Мы присели на колодник и решили подождать, надеясь, что они вот-вот покажутся.

Ясный солнечный день подходил к концу. Еще не наступила темнота, а уж ветерок разносил вечернюю прохладу. По глубоким циркам, окаймленным зубчатыми отвесными скалами, ложились черные тени наступающих сумерек. Объятая непробудным сном, спала в вечерней тишине погибшая тайга. В полуовале долины Кизыра виднелись гребни гор.

Я смотрел на далекий горизонт, увенчанный снежной белизною. Сколько таинственного, неразгаданного хранят в себе эти громады! Хочется как можно скорее проникнуть в глубь гор, почувствовать под ногами их гордые вершины, побывать в вечно холодных цирках, полюбоваться стадами диких оленей, никогда не видевших человека.

А лошадей все не было. Мы встали и пошли по тому направлению, откуда они должны были прийти. Солнце уже скрылось за низким горизонтом. Через полкилометра порубка, сделанная Бурмакиным и Кудрявцевым, свернула вправо и стала спускаться в ложок. Туда же, с противоположной возвышенности, подошла выбитая лошадьми тропа, и там, где она обрывалась, дымился костер. Мы спустились в ложок. Нашего появления никто не заметил.

Над прогоревшим костром висел котелок с мясом. Огня под ним не было, чуть дымились концы дров. Рядом с костром стояли чашки, лежали хлеб, ложки и сумочки с солью. Люди собрались ужинать, но усталость победила даже голод.

У меня надолго осталась в памяти эта картина. Пугачев, склонив голову на седло, спал, держа в руках ложку, которой он мешал суп; другие спали по-разному: кто полулежа, кто свернувшись в комок.

Недалеко от костра, на поляне отдыхали лошади. Все они до неузнаваемости были вымазаны грязью и имели такой измученный вид, будто их волоком тащили через завалы. Все лошади были заседланы, но откуда взялось седло, которое лежало под головой Пугачева?

— Видимо, коня бросили, — тихо произнес Павел Назарович, заметив, что я считаю лошадей. Действительно, одной лошади не хватало.

Я сложил головешки, раздул огонь и, добавив в котелок снега, разбудил людей.

— Как это я уснул? — протирая глаза и вскакивая, проговорил Трофим Васильевич. Лицо его осунулось и похудело. На его долю выпала вся тяжесть организации переброски груза на Кизыр.

Следом за Пугачевым стали подниматься и остальные.

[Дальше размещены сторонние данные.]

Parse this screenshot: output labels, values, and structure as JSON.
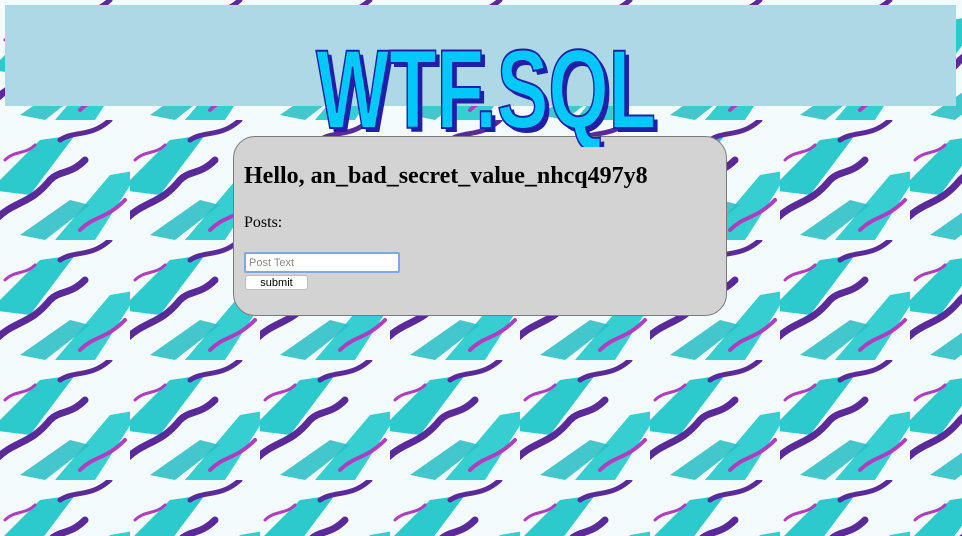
{
  "header": {
    "logo_text": "WTF.SQL"
  },
  "main": {
    "greeting": "Hello, an_bad_secret_value_nhcq497y8",
    "posts_label": "Posts:",
    "post_input": {
      "placeholder": "Post Text",
      "value": ""
    },
    "submit_label": "submit"
  },
  "colors": {
    "header_bar": "#add8e6",
    "card": "#d3d3d3",
    "logo_fill": "#00c8f8",
    "logo_outline": "#1f1fa8",
    "pattern_teal": "#2cc9cd",
    "pattern_purple": "#5a2a9a",
    "pattern_magenta": "#b03cc0"
  },
  "icons": {
    "logo": "wtf-sql-wordart-logo"
  }
}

На усталых лицах лежали тонкие морщины, а на одежде появились заплаты, пришитые непривычной рукой.

— Сегодня пристрелили Гнедка, — сказал Пугачев, не глядя на меня. — Плохо и с остальными лошадьми. Если впереди все такая же мертвая тайга, то ни за что нам не довести их до сыролесья. Велик ли путь сюда от Можарских озер, а посмотрите, как все покалечились!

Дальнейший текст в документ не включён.